El juego político en España ha alcanzado cotas de absurdo que rayan en lo ridículo. El Gobierno en funciones de Pedro Sánchez ha protagonizado un episodio que demuestra su disposición a cualquier cosa para mantenerse en el poder, incluso si eso significa renunciar al reconocimiento del español como lengua de trabajo en la Unión Europea.

¡Bravo, señor Sánchez, ha logrado usted lo impensable! (Me reservo algunos calificativos)

La triste comedia comenzó cuando Exteriores presentó una petición ante la UE sobre el uso de lenguas cooficiales en las instituciones europeas. Parecería una solicitud razonable, si no fuera por el hecho de que su única motivación era complacer al prófugo ex presidente de la Generalitat, Carles Puigdemont, y su obsesión por el catalán. Claro, cumplir promesas socialistas a Junts es más importante que asegurar el estatus del español en Europa.

Pero el despropósito no termina ahí. La respuesta de Bruselas fue como una bofetada diplomática. La mayoría de los países de la UE se negó siquiera a considerar la propuesta, y se solicitó un informe jurídico antes de proceder. En términos simples, rechazaron de plano la idea. Esto no es solo una negativa a tratar la petición, es una bofetada en toda regla para el Gobierno español en funciones.

Lo que más preocupa en este triste episodio es que España ha tirado por la borda años de esfuerzo diplomático para lograr que el español tenga el mismo estatus que el francés, el alemán o el inglés en la UE. Parece que ahora, gracias a las artimañas políticas de Sánchez, estamos dispuestos a renunciar a ese objetivo en favor de competidores internos nacionales. ¿Por qué habría de considerarse el español como lengua de trabajo en la UE si ni siquiera es el único idioma que representa a España, según la retórica del Gobierno?

Este espectáculo lamentable no solo tiene un costo diplomático, sino que también afecta al relato oficial de España en su lucha contra la propaganda independentista. El esfuerzo de la diplomacia española para combatir el relato separatista se ha visto socavado por la propia incompetencia y desesperación del Gobierno. Incluso el ministro de Asuntos Exteriores, José Manuel Albares, llegó a pedir una votación sin debate en la reunión, pero tuvo que conformarse con una discusión y un posterior rechazo a votar, junto con la solicitud de un informe jurídico.
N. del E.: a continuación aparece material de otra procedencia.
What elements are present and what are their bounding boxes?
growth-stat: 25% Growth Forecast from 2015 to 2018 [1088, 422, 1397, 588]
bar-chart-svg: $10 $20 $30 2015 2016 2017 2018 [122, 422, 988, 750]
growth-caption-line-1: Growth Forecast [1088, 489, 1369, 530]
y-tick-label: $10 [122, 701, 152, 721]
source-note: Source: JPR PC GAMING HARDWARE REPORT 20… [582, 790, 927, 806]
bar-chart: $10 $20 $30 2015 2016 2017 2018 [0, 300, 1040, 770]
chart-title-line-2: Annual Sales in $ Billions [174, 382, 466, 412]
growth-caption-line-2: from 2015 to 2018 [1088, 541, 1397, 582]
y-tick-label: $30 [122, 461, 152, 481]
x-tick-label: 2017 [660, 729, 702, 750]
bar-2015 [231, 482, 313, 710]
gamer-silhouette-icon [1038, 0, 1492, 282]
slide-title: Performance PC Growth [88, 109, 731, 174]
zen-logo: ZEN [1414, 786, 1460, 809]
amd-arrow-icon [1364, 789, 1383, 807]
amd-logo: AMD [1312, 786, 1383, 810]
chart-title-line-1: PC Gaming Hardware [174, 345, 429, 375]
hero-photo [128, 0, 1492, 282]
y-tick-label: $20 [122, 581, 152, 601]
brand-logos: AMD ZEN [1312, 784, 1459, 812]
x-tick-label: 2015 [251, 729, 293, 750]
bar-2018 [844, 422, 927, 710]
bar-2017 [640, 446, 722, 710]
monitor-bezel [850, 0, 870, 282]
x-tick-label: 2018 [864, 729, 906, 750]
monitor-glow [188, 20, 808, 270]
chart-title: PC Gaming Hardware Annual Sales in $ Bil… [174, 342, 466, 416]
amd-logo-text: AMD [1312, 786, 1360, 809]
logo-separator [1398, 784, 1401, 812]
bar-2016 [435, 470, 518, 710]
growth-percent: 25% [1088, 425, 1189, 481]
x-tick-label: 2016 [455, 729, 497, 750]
Este triste episodio demuestra que los partidos independentistas y nacionalistas tienen una influencia desproporcionada en la agenda nacional. La rapidez con la que el Gobierno ha tratado este asunto, sin considerar las implicaciones nacionales y multilingües de otros Estados miembros de la UE, es sorprendente. En ningún otro país de la Unión se ha planteado algo similar.

En resumen, España ha hecho el ridículo en la escena internacional, sacrificando el estatus del español en la UE en un intento desesperado de mantener el poder. ¿Hasta qué punto llegará este espectáculo lamentable? Parece que la política española ha caído en un abismo de absurdidad sin fin.